After compilation, run the program as:

java RPASDriverTest.class "<host>:<port>;ServerDataSource=<DSN>" <uid> <pwd> 

Where <host> is the IP of the server box where RPAS ODBC Server is running and where <port> is port number of the ODBC Server. <DSN> is the data source name that is created on the server. Note the double quotes must be included because of the semicolon.

Data Query

This section provides the details of data query, including the limitations, metadata, and dimension tables.

Limitations

Note the following limitations when performing data queries.

Contention

Workbook commit requests issued by RPAS users compete with real-time intra-day reports (ODBC queries) when accessing the domain data. Commit requests imply 'write' locks on certain measures in the domain. While such 'write' locks are in place, reporting tools cannot access the same data. In such situations both reporting and workbook users can experience latencies or, in more sever scenarios, they can encounter system feedback informing them that their last operation did not succeed and they need to re-execute their last request. The likelihood of such concurrency issues depends on a number of factors, such as hardware capabilities (CPU and IO capacity), reporting volume, reporting granularity, number of reporting users, number of workbook users, and the commit data volume. To minimize the chance of such concurrency issues, all workbook commits should leverage the commit ASAP framework.
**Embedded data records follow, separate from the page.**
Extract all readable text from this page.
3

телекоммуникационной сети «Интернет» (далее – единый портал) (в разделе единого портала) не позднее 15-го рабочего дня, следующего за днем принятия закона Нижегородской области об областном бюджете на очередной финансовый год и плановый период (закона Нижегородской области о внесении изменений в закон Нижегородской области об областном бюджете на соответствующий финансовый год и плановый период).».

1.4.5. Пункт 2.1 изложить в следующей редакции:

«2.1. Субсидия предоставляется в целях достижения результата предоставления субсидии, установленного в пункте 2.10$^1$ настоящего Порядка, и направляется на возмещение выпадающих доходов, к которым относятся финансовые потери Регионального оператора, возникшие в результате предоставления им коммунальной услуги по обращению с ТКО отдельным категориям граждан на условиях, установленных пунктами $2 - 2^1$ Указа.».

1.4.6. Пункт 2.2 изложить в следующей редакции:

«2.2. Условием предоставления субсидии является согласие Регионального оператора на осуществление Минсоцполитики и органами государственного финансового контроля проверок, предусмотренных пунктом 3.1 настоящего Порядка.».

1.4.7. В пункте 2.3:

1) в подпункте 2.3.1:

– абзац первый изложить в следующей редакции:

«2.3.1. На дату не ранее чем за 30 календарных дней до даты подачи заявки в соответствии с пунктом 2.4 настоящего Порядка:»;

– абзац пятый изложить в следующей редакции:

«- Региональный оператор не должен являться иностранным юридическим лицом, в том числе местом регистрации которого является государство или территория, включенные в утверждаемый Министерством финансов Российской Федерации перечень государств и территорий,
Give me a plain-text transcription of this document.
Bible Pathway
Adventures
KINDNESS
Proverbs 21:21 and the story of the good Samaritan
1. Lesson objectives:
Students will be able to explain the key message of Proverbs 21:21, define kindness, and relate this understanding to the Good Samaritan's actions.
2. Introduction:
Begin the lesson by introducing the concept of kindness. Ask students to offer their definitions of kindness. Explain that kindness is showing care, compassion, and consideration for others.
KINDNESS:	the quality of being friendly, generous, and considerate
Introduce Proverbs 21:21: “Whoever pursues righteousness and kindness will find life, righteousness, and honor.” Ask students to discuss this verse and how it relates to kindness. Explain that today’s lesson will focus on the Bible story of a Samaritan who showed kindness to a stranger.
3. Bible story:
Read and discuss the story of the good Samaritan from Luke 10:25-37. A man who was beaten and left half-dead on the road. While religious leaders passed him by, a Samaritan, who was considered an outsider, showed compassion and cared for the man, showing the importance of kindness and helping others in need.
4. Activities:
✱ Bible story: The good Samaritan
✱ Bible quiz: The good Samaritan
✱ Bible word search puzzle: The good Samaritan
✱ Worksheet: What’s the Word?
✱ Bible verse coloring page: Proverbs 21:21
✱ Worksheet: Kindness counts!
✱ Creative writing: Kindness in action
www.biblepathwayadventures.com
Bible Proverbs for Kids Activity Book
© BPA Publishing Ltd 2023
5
Additionally, RPAS allows reporting from workbooks that is less prone to concurrency issues that may be experienced while reporting from domains.

Workbook Queries

All workbook queries must be performed against saved workbooks. The workbook can be open or closed. The user must save the workbook before reporting.

Metadata

The following figure shows the metadata tables available in a domain or workbook. These tables can be used to examine the structure of the domain, such as:

• Which measures and dimensions exist within the database

• Which hierarchies exist and their rollup structure

• Which fact tables are available

• Which measures exist at the intersections that they represent

When connected to a domain, an additional table (MD_WORKBOOK_SCHEMAS) is available to list all accessible workbooks within the domain with their schema names.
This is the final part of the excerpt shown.